The winner of numerous prizes and awards, including the International Concert Artists Guild Competition and a Rockefeller Foundation grant, McCabe was the subject of a lengthy New Yorker magazine profile, “Pianist’s Progress,” later expanded into a book of the same title. 

In 1995 McCabe presented the annual faculty lecture — a concert with commentary — at the University of Washington. She is the first professor of music in the history of the University to be awarded this lectureship. Seattle magazine selected McCabe as one of 17 current and past University of Washington professors who have had an impact on life in the Pacific Northwest. In 2005, to celebrate its 100th year as an institution, The Juilliard School selected McCabe as one of 100 alumni from 20,000 currently living to be profiled in its centenary publication recognizing distinction and accomplishments in the international world of music, dance, and theater. Today she is a highly- sought teacher at the University of Washington, with students from around the world seeking admission to her studio.

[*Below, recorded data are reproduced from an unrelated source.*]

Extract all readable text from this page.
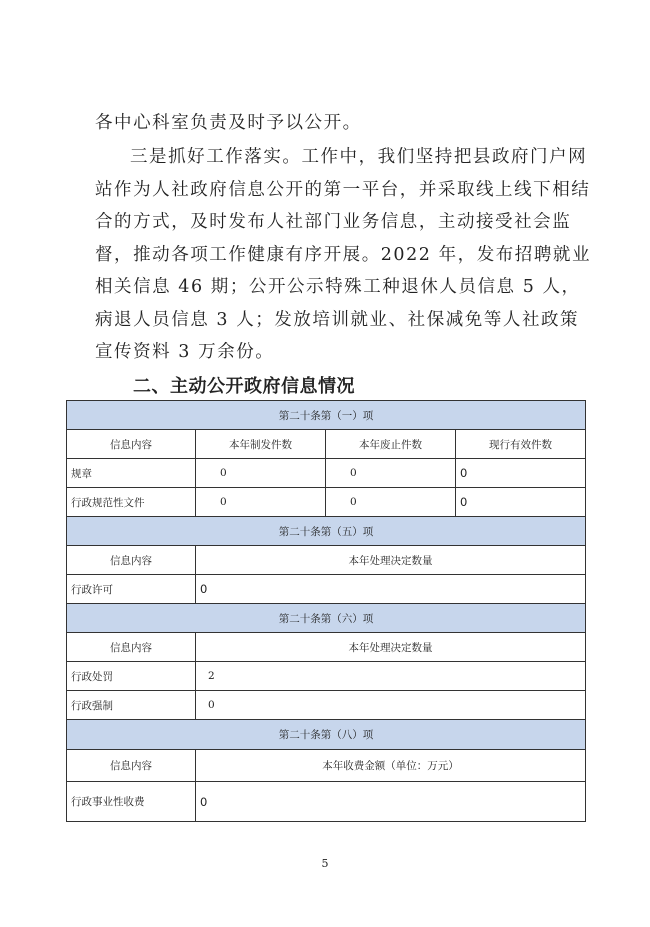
各中心科室负责及时予以公开。

三是抓好工作落实。工作中，我们坚持把县政府门户网站作为人社政府信息公开的第一平台，并采取线上线下相结合的方式，及时发布人社部门业务信息，主动接受社会监督，推动各项工作健康有序开展。2022 年，发布招聘就业相关信息 46 期；公开公示特殊工种退休人员信息 5 人，病退人员信息 3 人；发放培训就业、社保减免等人社政策宣传资料 3 万余份。

二、主动公开政府信息情况
第二十条第（一）项			
信息内容	本年制发件数	本年废止件数	现行有效件数
规章	0	0	0
行政规范性文件	0	0	0
第二十条第（五）项			
信息内容	本年处理决定数量		
行政许可	0		
第二十条第（六）项			
信息内容	本年处理决定数量		
行政处罚	2		
行政强制	0		
第二十条第（八）项			
信息内容	本年收费金额（单位：万元）		
行政事业性收费	0		
5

McCabe performs regularly throughout the United States, and has made several tours of South Korea, Japan and China.  In 2022 she has been appointed Artistic Advisor to the Beijing Royal School, an elite private K-12 institution which is evolving an international Arts curriculum  She appears often as an invited jurist for international piano competitions, most recently in New Orleans, San Antonio, and Vancouver, Canada.  In 2016 she served on the jury of the Gina Bachauer International Piano Competition. In March of 2022 she served on the jury for the Hilton Head International Piano Competition.